1.5 The board is not convinced by the respondent's arguments. What is important is not whether the opposition division would have come to the same conclusion after hearing the parties involved on this objection, but whether the parties were given the opportunity to comment on this objection (Z1 as the closest prior art in combination with the teaching of E4). Such an opportunity was obviously not given, which was not disputed by the respondent. It should also be noted that an objection that took common general knowledge as a starting point was also not discussed in the opposition proceedings.

1.6 Consequently, the appellant did not have the opportunity to comment on the only ground on which the contested decision was based in relation to the inventive step of the subject-matter of claim 1 according to auxiliary request 4 (and according to the main request and auxiliary requests 1 to 3). This violates the right to be heard under Article 113(1) EPC and represents a significant procedural defect.

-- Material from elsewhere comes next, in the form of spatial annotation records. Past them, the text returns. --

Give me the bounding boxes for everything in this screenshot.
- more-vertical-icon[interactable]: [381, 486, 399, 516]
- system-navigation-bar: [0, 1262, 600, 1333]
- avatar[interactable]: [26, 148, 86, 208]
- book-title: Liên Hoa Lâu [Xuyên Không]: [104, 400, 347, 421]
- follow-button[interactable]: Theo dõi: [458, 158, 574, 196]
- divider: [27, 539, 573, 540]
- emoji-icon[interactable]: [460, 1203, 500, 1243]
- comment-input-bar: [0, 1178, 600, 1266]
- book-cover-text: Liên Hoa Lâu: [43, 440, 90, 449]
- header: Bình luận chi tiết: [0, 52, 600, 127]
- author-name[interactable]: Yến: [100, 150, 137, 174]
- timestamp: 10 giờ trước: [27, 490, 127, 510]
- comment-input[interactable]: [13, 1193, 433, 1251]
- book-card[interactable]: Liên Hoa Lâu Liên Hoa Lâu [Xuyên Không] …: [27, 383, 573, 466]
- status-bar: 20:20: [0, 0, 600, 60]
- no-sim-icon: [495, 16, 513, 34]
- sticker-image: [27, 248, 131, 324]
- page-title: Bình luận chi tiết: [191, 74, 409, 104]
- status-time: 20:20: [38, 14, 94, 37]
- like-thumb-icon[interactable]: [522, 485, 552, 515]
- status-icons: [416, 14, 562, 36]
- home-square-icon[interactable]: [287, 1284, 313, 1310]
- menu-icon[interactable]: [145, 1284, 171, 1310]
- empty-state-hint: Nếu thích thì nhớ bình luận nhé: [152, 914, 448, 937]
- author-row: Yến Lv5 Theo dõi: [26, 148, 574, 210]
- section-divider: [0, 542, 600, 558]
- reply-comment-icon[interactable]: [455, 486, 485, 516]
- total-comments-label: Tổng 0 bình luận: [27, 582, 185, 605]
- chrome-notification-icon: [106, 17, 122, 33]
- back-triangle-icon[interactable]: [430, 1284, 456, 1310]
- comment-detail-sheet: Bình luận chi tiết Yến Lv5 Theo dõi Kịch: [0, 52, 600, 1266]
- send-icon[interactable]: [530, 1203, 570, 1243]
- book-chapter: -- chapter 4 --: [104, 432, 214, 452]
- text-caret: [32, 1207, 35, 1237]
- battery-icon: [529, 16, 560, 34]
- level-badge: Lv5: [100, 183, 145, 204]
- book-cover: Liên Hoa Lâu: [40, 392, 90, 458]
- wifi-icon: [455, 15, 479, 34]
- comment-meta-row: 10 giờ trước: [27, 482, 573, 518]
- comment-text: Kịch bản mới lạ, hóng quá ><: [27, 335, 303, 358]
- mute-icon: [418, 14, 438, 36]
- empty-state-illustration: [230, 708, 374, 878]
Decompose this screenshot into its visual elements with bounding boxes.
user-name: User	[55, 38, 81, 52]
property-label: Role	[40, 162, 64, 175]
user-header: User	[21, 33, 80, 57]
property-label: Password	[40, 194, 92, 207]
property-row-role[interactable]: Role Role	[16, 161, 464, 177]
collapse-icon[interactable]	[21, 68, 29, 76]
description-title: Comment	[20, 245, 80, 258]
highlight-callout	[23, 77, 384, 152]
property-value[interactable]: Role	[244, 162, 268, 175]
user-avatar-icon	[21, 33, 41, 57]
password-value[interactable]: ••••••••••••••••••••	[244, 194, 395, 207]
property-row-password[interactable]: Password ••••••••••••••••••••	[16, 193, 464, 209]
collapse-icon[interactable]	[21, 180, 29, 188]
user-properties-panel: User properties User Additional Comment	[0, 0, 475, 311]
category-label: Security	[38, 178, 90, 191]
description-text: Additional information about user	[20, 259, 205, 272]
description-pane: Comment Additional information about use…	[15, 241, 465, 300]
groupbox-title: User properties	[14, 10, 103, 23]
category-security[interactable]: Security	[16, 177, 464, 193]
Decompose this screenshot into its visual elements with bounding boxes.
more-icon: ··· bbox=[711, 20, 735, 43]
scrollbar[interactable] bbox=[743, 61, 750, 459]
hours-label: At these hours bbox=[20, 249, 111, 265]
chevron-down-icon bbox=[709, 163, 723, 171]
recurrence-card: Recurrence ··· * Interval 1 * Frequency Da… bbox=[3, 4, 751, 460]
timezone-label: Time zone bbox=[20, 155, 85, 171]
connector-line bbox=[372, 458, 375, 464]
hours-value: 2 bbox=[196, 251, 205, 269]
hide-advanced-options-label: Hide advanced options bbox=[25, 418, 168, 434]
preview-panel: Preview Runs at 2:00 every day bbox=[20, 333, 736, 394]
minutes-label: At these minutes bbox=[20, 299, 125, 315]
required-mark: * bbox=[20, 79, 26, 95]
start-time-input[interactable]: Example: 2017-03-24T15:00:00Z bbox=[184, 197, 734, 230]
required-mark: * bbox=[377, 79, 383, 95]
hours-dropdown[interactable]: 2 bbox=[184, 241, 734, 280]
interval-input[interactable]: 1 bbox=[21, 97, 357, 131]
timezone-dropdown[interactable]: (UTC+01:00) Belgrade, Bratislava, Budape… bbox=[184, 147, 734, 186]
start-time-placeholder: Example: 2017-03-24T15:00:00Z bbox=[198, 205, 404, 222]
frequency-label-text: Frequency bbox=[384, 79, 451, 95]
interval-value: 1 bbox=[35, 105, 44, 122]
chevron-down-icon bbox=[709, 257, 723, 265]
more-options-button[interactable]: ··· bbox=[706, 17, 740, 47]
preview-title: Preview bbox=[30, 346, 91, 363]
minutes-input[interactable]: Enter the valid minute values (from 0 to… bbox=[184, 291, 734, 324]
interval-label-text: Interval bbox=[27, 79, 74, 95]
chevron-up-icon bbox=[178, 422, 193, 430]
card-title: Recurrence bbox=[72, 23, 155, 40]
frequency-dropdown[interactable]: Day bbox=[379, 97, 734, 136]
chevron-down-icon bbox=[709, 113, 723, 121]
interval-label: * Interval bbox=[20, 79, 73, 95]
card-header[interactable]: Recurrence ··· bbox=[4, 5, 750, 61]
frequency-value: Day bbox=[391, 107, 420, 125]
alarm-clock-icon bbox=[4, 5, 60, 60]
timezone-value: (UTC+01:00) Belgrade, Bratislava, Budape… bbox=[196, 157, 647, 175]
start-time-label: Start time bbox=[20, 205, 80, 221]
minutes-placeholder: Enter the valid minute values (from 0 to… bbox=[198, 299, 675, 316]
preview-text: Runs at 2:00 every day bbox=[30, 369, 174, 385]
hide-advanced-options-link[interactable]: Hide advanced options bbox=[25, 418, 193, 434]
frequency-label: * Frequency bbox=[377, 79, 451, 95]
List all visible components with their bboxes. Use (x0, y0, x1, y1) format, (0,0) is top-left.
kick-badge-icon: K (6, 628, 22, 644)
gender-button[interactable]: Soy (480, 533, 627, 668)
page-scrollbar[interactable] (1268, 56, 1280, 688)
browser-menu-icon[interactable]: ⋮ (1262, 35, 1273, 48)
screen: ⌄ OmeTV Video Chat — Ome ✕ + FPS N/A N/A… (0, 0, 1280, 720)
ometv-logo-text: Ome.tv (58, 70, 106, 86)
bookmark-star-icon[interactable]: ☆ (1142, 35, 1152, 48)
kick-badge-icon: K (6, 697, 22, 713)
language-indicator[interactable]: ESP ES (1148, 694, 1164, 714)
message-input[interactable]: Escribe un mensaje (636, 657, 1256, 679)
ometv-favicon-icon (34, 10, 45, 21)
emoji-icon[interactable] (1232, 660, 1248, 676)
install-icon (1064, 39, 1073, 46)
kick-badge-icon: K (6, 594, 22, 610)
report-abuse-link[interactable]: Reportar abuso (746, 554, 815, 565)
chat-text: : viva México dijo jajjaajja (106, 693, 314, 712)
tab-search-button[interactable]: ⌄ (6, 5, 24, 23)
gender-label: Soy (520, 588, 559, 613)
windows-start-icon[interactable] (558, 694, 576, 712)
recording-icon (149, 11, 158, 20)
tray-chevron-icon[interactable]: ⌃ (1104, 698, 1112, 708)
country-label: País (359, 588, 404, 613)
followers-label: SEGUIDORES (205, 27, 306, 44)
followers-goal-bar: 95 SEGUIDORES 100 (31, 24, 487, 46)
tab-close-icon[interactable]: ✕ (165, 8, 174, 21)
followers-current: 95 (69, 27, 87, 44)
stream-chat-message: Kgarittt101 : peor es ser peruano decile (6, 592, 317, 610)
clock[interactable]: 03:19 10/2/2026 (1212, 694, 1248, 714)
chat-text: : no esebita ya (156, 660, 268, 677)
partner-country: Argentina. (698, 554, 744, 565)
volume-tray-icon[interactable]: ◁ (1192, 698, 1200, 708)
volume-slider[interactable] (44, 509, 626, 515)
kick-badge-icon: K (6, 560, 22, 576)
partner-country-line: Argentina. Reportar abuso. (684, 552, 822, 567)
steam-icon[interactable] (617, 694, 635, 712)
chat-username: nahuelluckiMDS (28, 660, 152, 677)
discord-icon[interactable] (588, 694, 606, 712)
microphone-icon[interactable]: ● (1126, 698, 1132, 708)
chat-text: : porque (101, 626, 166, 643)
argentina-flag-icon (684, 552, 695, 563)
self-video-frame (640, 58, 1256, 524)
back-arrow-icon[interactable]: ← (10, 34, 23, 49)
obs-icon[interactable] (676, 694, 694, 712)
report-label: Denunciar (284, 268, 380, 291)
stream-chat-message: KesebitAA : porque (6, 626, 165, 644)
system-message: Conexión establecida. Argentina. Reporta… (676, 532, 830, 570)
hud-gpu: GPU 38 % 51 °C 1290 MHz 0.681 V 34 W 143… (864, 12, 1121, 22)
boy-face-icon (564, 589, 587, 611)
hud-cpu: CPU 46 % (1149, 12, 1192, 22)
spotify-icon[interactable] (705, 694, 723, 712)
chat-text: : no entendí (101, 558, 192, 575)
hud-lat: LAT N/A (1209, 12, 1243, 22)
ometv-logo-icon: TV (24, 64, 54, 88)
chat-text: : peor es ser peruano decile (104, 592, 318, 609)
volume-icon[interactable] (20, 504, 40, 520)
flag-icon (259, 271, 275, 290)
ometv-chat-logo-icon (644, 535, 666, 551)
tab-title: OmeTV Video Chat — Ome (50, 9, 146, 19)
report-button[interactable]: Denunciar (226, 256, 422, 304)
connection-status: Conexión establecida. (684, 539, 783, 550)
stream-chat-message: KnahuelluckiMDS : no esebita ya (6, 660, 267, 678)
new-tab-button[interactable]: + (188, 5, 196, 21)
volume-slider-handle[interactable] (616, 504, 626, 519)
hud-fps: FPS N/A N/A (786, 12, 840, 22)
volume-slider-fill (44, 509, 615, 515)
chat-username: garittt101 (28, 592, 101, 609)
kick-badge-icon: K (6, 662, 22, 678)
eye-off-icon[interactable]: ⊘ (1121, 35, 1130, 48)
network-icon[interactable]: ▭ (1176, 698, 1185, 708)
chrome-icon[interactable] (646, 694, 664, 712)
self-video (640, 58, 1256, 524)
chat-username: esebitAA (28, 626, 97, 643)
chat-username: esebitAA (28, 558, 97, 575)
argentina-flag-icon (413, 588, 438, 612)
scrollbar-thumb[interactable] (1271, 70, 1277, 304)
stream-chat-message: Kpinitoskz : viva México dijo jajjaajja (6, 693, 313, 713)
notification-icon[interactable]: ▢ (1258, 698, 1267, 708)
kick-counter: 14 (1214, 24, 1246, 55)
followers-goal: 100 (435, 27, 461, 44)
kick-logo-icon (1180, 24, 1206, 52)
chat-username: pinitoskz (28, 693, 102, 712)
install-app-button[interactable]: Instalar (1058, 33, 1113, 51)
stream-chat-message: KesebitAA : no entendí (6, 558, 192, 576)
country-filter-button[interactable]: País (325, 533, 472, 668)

2. Referral back to the opposition division, Article 111(1) EPC and Article 11 RPBA

In the board's view, there is therefore a significant procedural defect which justifies the annulment of the contested decision and, as requested by the appellant and not objected to by the respondent, the remittance of the matter to the opposition division in accordance with Article 11 RPBA.


2 comments:

  1. See also T 1625/22 point 7.2.1 of the reasons applying a harmless error rule in connection with a request for reimbursement of the appeal fee.

    ReplyDelete
  2. See also T 1670/22 where the Board reasoned that the opponent could not complain about lack of time to respond to an auxiliary request that was filed late, but admitted, in the procedure before the OD because the opponent presented no new attacks in appeal. The Board implies that Art. 12(4) RPBA does not preclude presenting the new attacks in appeal in such a case.